L'EMC est la dernière création des boffins d'Urwerk. Composé d'un mouvement à remontage manuel, ainsi que d'un moniteur de débit électronique, le CEM est la première montre-bracelet mécanique qui permet à l'utilisateur de régler la montre.

Urwerk m'a d'abord montré un aperçu du prototype de mouvement EMC à Genève au début de cette année, avant de présenter le mouvement pour la première fois en mai. Maintenant, la montre-bracelet EMC est enfin révélé: une montre-bracelet mécanique avec un moniteur électronique intégré de taux ainsi que le dispositif de régulation de l'utilisateur. Le boîtier robuste adhère à l'esthétique traditionnelle de Urwerk, avec les indications disposées en sous-cadrans distincts. Mais la CEM s'éloigne radicalement de la tradition Urwerk sous un aspect majeur: il s'agit de la première montre-bracelet Urwerk (à l'exclusion du chronomètre Goldpfeil) avec les aiguilles traditionnelles des heures et des minutes.
En haut à gauche se trouve l'affichage de la variation de la vitesse, mesurée de -20 à +20 secondes. À sa droite se trouve l'aiguille des secondes constante, et en dessous des heures et des minutes. En bas à gauche, l'indicateur de réserve de marche.

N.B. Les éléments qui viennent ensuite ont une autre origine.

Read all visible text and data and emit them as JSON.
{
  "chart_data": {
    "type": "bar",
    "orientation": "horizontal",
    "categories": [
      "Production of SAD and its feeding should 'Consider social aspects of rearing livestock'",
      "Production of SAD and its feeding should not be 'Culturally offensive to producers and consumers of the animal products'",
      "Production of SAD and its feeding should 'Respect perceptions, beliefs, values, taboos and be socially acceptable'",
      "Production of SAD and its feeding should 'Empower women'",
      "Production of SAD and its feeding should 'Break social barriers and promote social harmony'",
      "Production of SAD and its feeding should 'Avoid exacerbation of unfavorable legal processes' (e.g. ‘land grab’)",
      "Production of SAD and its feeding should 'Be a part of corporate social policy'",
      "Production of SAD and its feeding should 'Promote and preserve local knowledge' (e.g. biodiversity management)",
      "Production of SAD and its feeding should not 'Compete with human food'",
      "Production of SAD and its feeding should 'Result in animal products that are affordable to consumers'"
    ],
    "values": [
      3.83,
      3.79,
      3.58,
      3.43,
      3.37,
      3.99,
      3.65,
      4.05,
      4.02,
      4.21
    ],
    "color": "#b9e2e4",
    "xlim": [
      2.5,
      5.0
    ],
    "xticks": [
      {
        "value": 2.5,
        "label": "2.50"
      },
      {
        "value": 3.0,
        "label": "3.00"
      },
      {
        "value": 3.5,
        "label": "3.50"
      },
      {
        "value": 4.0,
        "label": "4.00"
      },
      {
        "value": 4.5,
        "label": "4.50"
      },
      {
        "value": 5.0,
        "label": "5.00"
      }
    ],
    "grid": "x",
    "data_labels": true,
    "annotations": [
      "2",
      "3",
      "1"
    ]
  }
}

Le mouvement EMC interne, visible à travers un écran d'affichage (un autre premier pour Urwerk), est composé de deux parties distinctes. D'une part, il a un mouvement à remontage manuel avec un échappement à levier suisse, propulsé par des barils jumelés empilés qui se déroulent en série pour une courbe de couple plat.

Où il devient intéressant est l'échappement. Fabriqué en interne à partir d'un alliage Arcap (Arcap est un type d'alliage nickel-cuivre), le balancier est plat et lisse, avec une découpe au milieu.
Monté au-dessus de la roue d'équilibre est une lumière minuscule LED, jumelé avec un capteur optique au-dessous de la balance. Le capteur mesure alors la fréquence des oscillations de la balance en fonction de la lumière reçue de la DEL ci-dessus. Un circuit intégré, avec un oscillateur à quartz attaché qui agit comme un chronométreur de référence, puis mesure la variation de vitesse réelle du mouvement contre la référence de quartz. Le résultat est ensuite affiché sur le sous-cadran de variation de vitesse à l'avant. L'ensemble du mouvement est autonome, sans besoin d'une batterie externe. Le circuit intégré obtient son électricité à partir d'un générateur d'énergie cinétique minuscule alimenté par une manivelle qui peut être plié hors du boîtier de la montre; Selon Martin Frei, la manivelle est inspirée des caméras SLR.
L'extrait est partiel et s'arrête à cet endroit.